Mais les choses se produiraient tout autrement dans le contexte de la cure analytique. Affranchi de la condition ordinaire, le patient qui suit la règle de la libre association, échappant au contrôle habituel de l’autocensure, parviendrait à une introspection purifiée, libérée de l’anticipation de la réaction d’autrui : ce patient se mettrait en « état d’auto-observation dépourvue de critique », contrairement à celui qui, en intériorisant la voix d’autrui, « exerce en outre une critique, par suite de quoi il rejette, après qu’il les a perçues, une partie des idées incidentes montant en lui11 ». Ce patient observerait son esprit sans prendre en considération qui que ce soit, y compris son psychanalyste ; la méthode garantirait que ce dernier n’introduit rien dans l’investigation « relevant de sa propre attente12 ». En surmontant les refoulements qui, jusque-là, bloquaient son regard sur lui-même, le patient chasserait l’opacité qui troublait son introspection.

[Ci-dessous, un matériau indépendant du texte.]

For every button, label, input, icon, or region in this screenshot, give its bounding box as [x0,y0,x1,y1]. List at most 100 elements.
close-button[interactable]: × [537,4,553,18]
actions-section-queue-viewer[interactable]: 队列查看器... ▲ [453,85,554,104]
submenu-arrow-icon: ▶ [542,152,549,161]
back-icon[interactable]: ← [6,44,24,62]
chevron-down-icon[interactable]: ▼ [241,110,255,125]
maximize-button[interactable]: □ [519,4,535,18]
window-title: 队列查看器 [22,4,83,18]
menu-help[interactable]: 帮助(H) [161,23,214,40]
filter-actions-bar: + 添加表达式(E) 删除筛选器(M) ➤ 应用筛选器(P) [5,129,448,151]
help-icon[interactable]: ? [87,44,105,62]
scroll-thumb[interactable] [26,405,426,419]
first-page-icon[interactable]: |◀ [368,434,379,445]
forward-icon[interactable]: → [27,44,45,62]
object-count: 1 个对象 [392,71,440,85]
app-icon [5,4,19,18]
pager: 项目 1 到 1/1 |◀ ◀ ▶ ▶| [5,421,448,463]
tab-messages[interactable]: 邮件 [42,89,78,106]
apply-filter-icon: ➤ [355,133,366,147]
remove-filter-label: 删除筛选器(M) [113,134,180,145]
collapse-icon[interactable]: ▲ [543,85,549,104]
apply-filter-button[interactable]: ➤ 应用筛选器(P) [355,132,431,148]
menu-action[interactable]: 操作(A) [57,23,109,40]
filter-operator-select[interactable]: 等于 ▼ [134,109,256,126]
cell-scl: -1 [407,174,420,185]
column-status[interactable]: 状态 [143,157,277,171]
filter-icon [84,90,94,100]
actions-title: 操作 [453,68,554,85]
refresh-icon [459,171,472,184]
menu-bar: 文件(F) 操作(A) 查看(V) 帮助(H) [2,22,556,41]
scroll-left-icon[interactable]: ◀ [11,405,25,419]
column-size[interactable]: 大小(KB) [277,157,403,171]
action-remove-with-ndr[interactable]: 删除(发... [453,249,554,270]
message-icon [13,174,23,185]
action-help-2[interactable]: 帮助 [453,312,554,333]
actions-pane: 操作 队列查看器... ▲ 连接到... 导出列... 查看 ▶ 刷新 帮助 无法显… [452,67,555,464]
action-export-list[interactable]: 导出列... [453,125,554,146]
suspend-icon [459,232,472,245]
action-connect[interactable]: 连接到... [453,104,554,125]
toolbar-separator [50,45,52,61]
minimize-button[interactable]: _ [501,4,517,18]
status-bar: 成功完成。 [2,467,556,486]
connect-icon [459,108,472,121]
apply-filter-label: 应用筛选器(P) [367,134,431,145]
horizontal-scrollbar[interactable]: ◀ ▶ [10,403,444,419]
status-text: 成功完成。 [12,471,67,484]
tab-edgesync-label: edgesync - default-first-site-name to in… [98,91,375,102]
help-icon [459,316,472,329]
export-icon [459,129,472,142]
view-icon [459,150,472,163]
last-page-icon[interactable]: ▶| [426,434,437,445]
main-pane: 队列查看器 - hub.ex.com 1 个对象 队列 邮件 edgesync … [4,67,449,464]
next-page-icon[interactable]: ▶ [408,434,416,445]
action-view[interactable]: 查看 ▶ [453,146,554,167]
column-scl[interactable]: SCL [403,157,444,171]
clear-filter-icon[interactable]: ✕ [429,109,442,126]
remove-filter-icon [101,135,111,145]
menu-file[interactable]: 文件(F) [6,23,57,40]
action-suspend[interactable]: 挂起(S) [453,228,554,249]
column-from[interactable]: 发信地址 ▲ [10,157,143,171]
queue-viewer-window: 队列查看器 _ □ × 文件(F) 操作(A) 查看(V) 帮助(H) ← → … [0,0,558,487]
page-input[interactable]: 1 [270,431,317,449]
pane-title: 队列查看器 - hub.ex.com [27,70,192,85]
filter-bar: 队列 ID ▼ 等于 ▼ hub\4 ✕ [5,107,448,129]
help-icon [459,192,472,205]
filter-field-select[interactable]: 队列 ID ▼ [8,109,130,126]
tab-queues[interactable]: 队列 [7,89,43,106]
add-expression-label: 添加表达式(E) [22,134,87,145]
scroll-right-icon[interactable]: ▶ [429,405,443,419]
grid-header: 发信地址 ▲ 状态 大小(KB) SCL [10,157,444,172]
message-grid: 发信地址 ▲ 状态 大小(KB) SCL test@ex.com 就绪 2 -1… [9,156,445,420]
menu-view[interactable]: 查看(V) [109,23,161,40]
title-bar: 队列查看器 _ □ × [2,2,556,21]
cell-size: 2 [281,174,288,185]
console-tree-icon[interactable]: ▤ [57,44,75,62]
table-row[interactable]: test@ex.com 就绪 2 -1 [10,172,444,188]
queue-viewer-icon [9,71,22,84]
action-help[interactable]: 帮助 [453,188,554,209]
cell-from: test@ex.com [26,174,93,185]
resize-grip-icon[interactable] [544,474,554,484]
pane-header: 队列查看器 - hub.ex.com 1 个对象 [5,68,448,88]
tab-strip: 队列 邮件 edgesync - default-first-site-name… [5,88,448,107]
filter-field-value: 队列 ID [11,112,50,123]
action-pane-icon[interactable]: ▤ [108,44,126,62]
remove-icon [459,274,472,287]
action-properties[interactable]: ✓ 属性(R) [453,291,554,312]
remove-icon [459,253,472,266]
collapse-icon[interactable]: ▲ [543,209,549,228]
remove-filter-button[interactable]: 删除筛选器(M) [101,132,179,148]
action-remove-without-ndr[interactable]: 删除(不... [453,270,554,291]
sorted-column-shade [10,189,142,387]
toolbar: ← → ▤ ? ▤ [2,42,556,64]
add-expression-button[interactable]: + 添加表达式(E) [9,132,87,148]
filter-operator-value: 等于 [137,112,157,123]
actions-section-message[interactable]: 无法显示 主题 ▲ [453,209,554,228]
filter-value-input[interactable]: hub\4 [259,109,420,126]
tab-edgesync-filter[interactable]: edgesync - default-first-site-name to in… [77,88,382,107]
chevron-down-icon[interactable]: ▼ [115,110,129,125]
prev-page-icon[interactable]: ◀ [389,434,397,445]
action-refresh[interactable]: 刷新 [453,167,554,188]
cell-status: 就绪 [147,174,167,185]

Comme le relève Nathan Stern, en proposant cette image monologique de la cure, Freud suggère que « la relation du patient à l’analyste est en vérité une relation entre le patient et lui-même », la cure offrant « une simple chambre d’écho de la singularité des sujets qui y entrent ». « Les observations que l’on peut faire du patient qui suit une cure analytique nous apprendraient […] a priori ce qu’est l’homme, plutôt que ce qui, dans la situation, détermine les réactions originales du patient. Freud évite d’interroger l’incidence du procédé analytique sur le comportement du patient en prétendant systématiquement que la cure met à jour la nature profonde des affects qui apparaissent dans la vie quotidienne13. »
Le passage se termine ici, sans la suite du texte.